Sefrioui’s name has figured on the S (for security) list of suspected Islamist extremists for more than a decade, but he was seen as an agitator rather than a terrorist. He founded the Sheikh Yassin group, named after the Palestinian Hamas leader who was assassinated by Israel in 2004.

A report by the domestic intelligence agency SCRT dated October 12th recounts the lead-up to Paty’s murder, beginning on October 5th when the teacher showed two cartoons from Charlie Hebdo to a class on freedom of speech. The SCRT’s report erroneously concluded that talks between the school principal and the families had calmed the situation.

Paty had asked students who might be offended by the cartoons to leave the classroom. The following day, the mother of a student called the principal in tears, saying her daughter had been forced to wait in the corridor because she was a Muslim. The principal asked Paty to apologise for having been “clumsy”, which he did.

But on October 7th, the principal received an email complaining of "Islamophobia" from Brahim C, who published a video "appeal for mobilisation" against Paty the same day on Facebook, the SCRT reported.

Brahim C published a second video naming Paty and giving the address of the school. He denounced Paty’s “sacrilege” in a meeting with the principal, to which he was accompanied by Sefrioui. The two men said Muslim children had been psychologically damaged by the incident.
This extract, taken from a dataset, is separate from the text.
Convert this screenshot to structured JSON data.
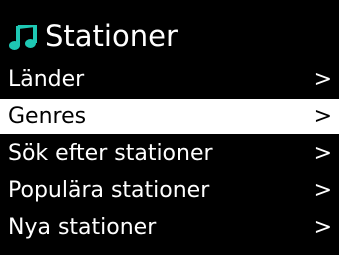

Brahim C’s half-sister joined the Islamic State terror group in Syria in 2014, according to Le Parisien newspaper. His daughter filed a complaint against Paty at the local police commissariat for showing a “pornographic image”, without specifying it was a cartoon. The slain teacher told police that the girl left the classroom and did not see the cartoon.

On October 12th, Sefrioui interviewed Brahim C’s daughter in a video titled “Islam and the prophet insulted in a public school”, in which he accused Macron of inciting hatred against Muslims. The same day, Paty filed a suit for defamation.

Paty's murder has focused attention on the dangers of social media. Numerous children at the school saw the photograph of their teacher's decapitated head, which was tweeted by the killer or an accomplice and retransmitted on a school Snapchat group.